La guerre d'Irak, qu'ils ont ardemment souhaitée et préparée, a fait pâlir leur étoile. Mais les néoconservateurs américains, ce groupe d'intellectuels partis de la gauche (souvent du trotskisme) pour occuper, pour certains d'entre eux, des positions de premier plan dans les administrations de Ronald Reagan puis de George W. Bush, auront exercé une influence profonde sur la vie intellectuelle et politique outre-Atlantique. Leur éminence grise, Irving Kristol, est mort il y a quelques jours à l'âge de quatre-vingt neuf ans, moins d'un an après le retour triomphal au pouvoir du «libéralisme» (la gauche au sens américain) honni que représente l'investiture de Barack Obama.
Pour beaucoup d'analystes, le néoconservatisme est un phénomène spécifiquement américain: affirmation vigoureuse des «valeurs américaines» face au relativisme, opposition au libéralisme progressiste, défense du rôle social de la religion et de la tradition, souverainisme et promotion d'une politique étrangère «musclée» - autant de traits qui n'auraient pas cours dans notre «vieille Europe». Pourtant l'observation de l'évolution de la vie intellectuelle française au cours des vingt dernières années conduit à se rendre à l'évidence: il existe bel et bien des convergences frappantes entre une partie significative de notre intelligentsia - qui n'est d'ailleurs pas la moins influente - et les thèses de ces «neocons» qui ont fait couler tant d'encre ces dernières années.
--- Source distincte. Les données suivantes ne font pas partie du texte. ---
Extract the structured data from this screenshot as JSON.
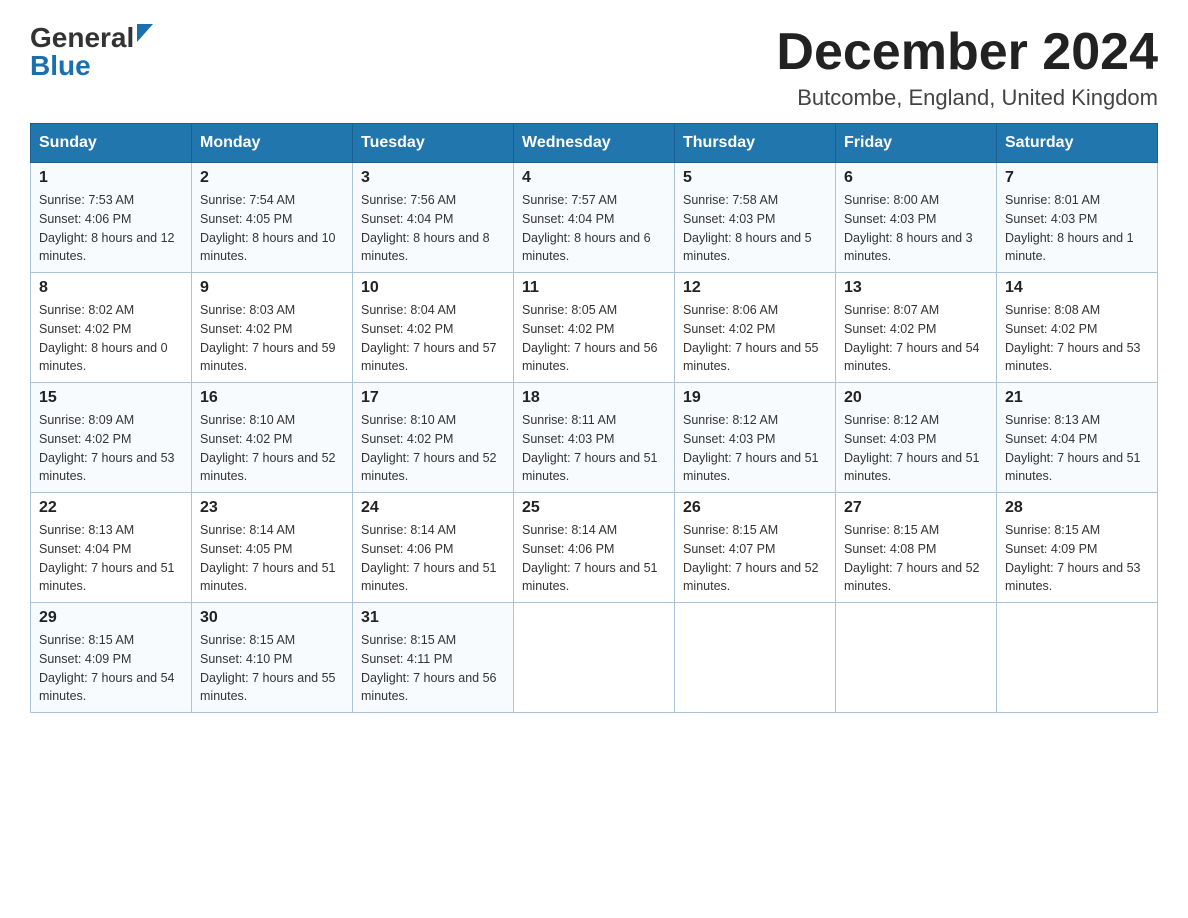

Plusieurs ouvrages récents argumentent dans ce sens: Les Maoccidents de Jean Birnbaum (Stock, 2009) est un réquisitoire implacable contre la «Génération» des ex-maoïstes soixante-huitards. La pensée anti-68 de Serge Audier (La Découverte, 2008), qui s'intéresse à la lecture de mai 1968, en général d'une grande sévérité, qui s'est peu à peu imposée dans le débat d'idées en France.
Le premier passe au crible la trajectoire de ces normaliens «passés du culte de l'Orient rouge à la défense de l'Occident». Le deuxième décrypte, entre autres développements, les thèses d'un courant qui se réclame de Tocqueville pour mettre en garde contre les dangers de l'évolution de nos démocraties - évolution dont mai 1968 constitue un moment clé. A première vue tout devrait opposer ces deux groupes. Pourtant, leurs conclusions sur la nature et les dangers de la modernité démocratique se recoupent largement - et rejoignent la vision du monde propagée par les néo-conservateurs outre-Atlantique. Daniel Lindenberg, qui publie ces jours-ci Le procès des Lumières (Seuil, 2009), va plus loin: le néoconservatisme serait un phénomène mondialisé, voire majoritaire dans le monde intellectuel.
L'angoisse des néo-tocquevilliens
On ne présente plus Marcel Gauchet, l'influent directeur de la revue Le Débat, autrefois proche de Claude Lefort et Cornelius Castoriadis. Son recueil d'articles publiés depuis une vingtaine d'années, La démocratie contre elle-même (Gallimard, 2002), dresse un tableau particulièrement sombre de la société contemporaine. En se débarrassant des éléments archaïques avec lesquels elle coexistait - la survivance de traditions préétablies - la démocratie est revenue à sa source: les principes des Lumières, c'est-à-dire d'abord les droits de l'homme. La dynamique individualiste et égalitaire de la société démocratique qu'avait décrite Tocqueville a conduit au déchaînement incontrôlé des individualités narcissiques, au détriment de tout sens du collectif.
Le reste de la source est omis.